The duration of use is determined by the doctor.
Children
Salofalk granules should not be used in children under 6 years of age due to lack of experience in this age group. There are limited data on use in children 6–18 years of age.
Overdose
There are reports of cases of overdose (e.g. intentional suicide by taking a high oral dose of mesalazine) that do not indicate renal or hepatic toxicity. To date, no cases of intoxication and specific antidotes have been reported. There is no specific antidote, treatment should be symptomatic and supportive. If necessary, intravenous electrolyte infusion (forced diuresis) should be used.
Adverse reactions
| Organ system classes | Frequency according to MedDRA | | | | |
Often (≥ 1/10 to < 1/10) | Infrequently (≥ 1/1000 to < 1/100) | rare (≥ 1/10,000; < 1/1,000) | very rare (< 1/10,000) | Frequency not known (cannot be estimated from the available data) | |
| Blood system and lymphatic system | | | | Changes in blood composition (aplastic anemia, agranulocytosis, pancytopenia, neutropenia, leukopenia, thrombocytopenia) | |
| Immune system | | | | Hypersensitivity reactions, including allergic rashes, drug fever, lupus-like syndrome, pancolitis, angioedema | |
| Nervous system | Headache | | dizziness | Peripheral neuropathy | |
| Cardiovascular system | | | Myocarditis, pericarditis | | |
| Respiratory, thoracic and mediastinal organs | | | | Allergic and fibrotic pulmonary reactions (including dyspnea, cough, bronchospasm, alveolitis, pulmonary eosinophilia, pulmonary infiltration, pneumonitis) | |
| Gastrointestinal tract | | Abdominal pain, diarrhea, dyspepsia, flatulence, nausea, vomiting, acute pancreatitis | | | |
| Hepatobiliary system | | | Cholestatic hepatitis | Hepatitis | |
| Leather and its derivatives | | | Increased sensitivity to sunlight and artificial ultraviolet radiation (photosensitivity) | Alopecia | |
| Musculoskeletal system and connective tissues | | | arthralgia | Myalgia, cramps | |
| Renal and urinary disorders | | | | Renal impairment, including acute and chronic interstitial nephritis and renal failure | Nephrolithiasis* |
| Reproductive system | | | | Oligospermia (reversible) | |
| General disorders | | | Asthenia, fatigue | | |
| Research | | Changes in liver function tests (increased transaminases and cholestasis parameters), changes in pancreatic enzymes (lipase and amylase increased), increased eosinophil count | | | |
*More detailed information is provided in the "Application Features" section.
Photosensitivity
The mechanism of myocarditis, pericarditis, pancreatitis, nephritis and hepatitis associated with mesalazine is unknown; it may have an allergic etiology.
It should be noted that some of these disorders can be explained by intestinal inflammation itself.

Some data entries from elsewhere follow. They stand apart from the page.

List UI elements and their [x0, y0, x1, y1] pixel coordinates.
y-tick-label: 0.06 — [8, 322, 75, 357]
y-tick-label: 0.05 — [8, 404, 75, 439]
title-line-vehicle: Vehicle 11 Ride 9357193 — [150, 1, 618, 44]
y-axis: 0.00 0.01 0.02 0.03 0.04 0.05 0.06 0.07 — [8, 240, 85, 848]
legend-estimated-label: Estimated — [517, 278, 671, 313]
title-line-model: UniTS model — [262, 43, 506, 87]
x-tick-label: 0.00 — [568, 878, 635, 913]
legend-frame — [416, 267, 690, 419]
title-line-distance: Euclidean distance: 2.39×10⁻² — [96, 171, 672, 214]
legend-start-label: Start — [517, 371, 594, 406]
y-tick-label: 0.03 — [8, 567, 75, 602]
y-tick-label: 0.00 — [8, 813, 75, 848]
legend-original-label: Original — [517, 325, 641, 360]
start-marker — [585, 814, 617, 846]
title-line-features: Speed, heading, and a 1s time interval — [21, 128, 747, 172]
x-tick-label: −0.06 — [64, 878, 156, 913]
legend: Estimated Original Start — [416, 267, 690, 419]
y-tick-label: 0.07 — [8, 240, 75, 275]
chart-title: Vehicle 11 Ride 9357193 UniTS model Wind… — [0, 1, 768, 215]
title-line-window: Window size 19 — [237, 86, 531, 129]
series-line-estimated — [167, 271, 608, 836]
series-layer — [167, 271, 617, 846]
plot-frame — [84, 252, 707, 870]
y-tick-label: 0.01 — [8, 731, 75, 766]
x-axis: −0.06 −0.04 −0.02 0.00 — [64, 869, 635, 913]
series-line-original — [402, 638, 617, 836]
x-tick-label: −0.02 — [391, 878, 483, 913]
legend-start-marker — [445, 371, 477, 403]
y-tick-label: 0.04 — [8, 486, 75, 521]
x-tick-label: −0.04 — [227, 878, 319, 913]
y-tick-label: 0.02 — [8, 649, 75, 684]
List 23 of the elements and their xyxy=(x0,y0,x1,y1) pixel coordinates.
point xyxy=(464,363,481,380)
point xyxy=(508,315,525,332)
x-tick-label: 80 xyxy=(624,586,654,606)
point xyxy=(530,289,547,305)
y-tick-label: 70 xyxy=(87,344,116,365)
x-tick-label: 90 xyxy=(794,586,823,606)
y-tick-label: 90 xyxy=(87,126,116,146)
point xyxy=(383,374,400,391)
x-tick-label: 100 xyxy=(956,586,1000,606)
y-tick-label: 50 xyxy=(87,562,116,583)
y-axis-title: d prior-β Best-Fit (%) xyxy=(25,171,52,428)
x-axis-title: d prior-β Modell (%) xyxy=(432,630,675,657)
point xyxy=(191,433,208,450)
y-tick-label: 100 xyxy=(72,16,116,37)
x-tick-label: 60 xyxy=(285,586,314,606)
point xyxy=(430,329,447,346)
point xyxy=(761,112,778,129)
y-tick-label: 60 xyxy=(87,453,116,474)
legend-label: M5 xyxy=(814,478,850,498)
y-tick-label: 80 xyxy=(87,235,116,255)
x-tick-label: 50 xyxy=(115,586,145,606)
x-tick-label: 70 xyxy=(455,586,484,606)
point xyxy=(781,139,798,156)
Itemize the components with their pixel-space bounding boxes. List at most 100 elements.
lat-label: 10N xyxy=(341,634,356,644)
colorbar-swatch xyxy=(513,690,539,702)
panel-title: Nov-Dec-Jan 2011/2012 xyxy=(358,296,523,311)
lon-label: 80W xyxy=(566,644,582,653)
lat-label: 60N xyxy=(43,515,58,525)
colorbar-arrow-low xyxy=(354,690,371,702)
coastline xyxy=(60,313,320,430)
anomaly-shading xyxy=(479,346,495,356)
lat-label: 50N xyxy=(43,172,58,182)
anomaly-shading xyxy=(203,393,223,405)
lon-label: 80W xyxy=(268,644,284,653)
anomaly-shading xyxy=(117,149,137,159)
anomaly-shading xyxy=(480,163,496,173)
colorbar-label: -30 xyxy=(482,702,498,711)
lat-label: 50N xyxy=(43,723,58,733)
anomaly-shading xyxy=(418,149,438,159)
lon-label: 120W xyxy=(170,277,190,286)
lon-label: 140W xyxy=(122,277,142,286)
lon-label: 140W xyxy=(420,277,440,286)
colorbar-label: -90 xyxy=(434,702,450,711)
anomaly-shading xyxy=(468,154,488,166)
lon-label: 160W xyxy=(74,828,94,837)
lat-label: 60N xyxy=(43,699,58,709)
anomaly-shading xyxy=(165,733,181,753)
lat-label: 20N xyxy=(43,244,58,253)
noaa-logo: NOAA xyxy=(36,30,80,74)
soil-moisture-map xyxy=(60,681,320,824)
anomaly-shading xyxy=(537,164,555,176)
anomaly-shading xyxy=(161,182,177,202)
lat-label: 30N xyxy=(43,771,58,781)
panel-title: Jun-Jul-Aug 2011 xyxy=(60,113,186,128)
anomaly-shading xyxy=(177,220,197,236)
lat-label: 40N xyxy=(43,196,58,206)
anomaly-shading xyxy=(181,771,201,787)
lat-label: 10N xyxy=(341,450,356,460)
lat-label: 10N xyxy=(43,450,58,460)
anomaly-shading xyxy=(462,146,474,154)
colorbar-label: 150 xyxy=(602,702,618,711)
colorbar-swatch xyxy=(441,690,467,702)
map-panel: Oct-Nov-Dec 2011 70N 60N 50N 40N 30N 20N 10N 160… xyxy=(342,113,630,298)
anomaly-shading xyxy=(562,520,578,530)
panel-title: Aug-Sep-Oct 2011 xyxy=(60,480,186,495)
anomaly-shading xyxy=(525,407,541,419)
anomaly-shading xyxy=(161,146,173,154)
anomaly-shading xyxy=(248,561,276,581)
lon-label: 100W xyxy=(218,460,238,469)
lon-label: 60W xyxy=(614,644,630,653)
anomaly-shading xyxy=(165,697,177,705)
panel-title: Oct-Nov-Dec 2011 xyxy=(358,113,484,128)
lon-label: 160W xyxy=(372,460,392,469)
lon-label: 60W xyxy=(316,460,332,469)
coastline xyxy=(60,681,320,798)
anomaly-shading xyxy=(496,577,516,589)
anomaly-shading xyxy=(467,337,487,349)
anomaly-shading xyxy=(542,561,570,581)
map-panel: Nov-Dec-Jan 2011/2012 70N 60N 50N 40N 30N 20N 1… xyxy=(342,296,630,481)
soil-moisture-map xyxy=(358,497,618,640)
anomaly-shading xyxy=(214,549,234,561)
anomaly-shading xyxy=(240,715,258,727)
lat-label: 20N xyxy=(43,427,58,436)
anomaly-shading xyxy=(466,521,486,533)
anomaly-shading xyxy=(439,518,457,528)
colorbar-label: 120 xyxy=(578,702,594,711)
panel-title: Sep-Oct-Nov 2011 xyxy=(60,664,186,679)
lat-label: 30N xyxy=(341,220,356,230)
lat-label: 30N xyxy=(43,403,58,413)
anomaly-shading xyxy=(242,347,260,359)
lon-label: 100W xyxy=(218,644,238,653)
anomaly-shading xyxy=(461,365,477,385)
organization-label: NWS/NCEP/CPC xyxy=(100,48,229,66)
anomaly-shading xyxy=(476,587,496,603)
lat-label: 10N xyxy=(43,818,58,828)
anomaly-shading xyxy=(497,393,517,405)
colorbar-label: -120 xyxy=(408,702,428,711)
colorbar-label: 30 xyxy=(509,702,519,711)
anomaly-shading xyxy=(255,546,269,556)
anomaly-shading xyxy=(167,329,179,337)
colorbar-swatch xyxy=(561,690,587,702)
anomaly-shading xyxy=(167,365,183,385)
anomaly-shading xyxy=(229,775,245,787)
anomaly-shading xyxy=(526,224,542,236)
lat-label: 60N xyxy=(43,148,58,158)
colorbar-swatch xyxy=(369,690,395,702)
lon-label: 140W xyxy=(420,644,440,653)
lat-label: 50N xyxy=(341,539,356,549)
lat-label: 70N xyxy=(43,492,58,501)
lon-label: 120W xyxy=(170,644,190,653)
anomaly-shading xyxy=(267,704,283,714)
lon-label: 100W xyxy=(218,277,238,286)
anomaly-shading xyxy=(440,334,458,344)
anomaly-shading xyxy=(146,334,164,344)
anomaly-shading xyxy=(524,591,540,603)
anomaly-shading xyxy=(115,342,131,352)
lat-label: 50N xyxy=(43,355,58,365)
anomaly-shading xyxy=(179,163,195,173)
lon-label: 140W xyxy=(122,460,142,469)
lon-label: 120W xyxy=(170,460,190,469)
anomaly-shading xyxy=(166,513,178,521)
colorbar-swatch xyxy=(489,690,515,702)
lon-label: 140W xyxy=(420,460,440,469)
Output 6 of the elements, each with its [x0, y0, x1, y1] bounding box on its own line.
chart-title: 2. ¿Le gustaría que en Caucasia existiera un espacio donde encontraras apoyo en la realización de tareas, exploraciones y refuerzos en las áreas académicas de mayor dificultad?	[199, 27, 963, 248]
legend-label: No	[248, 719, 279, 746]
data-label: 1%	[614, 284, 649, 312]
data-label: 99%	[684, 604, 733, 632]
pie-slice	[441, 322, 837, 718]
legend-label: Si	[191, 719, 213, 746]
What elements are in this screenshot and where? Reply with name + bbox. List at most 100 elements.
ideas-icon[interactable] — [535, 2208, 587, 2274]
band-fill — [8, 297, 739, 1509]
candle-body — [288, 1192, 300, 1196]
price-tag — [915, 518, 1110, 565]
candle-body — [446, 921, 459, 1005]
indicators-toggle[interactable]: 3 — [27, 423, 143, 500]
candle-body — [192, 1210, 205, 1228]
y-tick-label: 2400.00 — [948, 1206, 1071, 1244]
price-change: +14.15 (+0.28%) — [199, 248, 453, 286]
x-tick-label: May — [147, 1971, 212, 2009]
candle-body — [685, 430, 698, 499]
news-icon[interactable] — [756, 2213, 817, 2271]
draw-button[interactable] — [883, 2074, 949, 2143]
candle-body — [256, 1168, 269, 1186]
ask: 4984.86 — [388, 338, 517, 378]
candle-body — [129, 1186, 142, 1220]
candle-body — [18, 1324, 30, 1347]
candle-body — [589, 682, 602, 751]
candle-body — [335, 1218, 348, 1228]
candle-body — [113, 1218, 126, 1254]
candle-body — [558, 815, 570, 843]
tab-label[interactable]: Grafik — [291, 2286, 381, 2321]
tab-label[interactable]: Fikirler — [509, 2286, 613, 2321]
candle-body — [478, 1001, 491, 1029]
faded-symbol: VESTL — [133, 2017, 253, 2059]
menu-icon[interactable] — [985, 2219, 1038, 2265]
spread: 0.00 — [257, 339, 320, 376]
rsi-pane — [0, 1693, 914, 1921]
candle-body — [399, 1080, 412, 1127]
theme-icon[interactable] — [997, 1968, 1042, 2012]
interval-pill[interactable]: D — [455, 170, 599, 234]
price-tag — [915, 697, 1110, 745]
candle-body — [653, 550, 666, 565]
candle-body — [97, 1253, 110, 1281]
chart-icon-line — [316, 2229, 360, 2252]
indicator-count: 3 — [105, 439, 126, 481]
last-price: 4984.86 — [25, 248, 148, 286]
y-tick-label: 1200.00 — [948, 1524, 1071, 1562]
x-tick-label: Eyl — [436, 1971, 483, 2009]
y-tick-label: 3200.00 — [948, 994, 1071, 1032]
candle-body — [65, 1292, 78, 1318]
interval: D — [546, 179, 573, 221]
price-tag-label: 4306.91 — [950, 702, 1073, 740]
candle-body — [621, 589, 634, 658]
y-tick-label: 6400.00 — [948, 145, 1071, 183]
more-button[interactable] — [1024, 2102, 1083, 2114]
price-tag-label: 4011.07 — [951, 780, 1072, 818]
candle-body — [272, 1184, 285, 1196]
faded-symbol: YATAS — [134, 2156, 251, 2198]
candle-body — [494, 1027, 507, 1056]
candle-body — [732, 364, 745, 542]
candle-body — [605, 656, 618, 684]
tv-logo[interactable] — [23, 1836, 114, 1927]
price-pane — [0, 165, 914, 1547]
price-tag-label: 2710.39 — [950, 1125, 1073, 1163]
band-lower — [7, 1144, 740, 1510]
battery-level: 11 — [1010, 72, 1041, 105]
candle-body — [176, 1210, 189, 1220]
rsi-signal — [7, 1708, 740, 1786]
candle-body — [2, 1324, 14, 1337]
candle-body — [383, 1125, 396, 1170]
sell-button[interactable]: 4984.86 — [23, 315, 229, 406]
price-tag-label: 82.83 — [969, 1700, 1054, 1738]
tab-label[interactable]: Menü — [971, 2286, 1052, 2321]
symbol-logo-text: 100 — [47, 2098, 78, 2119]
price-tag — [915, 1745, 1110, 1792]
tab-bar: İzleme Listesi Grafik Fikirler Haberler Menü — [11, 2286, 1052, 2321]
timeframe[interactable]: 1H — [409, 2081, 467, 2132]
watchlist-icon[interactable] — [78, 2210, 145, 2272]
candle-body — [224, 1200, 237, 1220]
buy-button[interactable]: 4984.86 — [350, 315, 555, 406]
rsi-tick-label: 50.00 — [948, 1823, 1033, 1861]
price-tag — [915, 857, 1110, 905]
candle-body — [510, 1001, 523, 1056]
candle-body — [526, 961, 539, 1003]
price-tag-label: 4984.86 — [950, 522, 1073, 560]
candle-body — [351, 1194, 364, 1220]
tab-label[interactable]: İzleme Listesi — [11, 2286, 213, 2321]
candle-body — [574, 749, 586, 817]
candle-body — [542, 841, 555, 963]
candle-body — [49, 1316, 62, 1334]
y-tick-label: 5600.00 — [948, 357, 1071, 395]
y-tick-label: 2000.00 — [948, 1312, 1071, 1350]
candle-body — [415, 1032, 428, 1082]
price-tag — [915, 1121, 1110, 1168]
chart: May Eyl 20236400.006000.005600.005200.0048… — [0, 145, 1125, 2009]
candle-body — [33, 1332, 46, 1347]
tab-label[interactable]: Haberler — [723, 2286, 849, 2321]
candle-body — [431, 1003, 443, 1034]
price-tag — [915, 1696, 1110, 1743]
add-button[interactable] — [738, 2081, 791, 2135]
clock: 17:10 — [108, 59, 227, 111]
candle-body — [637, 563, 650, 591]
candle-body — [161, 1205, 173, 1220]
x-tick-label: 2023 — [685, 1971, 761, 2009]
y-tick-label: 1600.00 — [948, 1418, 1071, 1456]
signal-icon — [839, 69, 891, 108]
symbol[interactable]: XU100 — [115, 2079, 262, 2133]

Reporting of suspected adverse reactions
Reporting suspected adverse reactions after a medicinal product has been authorised is very important. This allows the benefit/risk balance of the medicinal product to be continuously monitored. Healthcare professionals are asked to report any suspected adverse reactions via
Bundesinstitut für Arzneimittel und Medizinprodukte
(Federal Institute of Medicines and Medical Devices)
Pharmacovigilance Department
Kurt-Georg-Kiesinger-Allee 3
53175 Bonn
www.bfarm.de
Expiration date
4 years.
Do not use after the expiration date indicated on the package.
Storage conditions
Does not require any special storage conditions. Keep out of the reach of children.
Packaging
Salofalk, granules. 500 mg:
930 mg granules in Granu-Stix sachets; 50 sachets in a cardboard box.
Vacation category
According to the recipe.
Producer
Dr. Falk Pharma GmbH.
Location of the manufacturer and its business address
Leinenweberstrasse 5, 79108 Freiburg, Germany.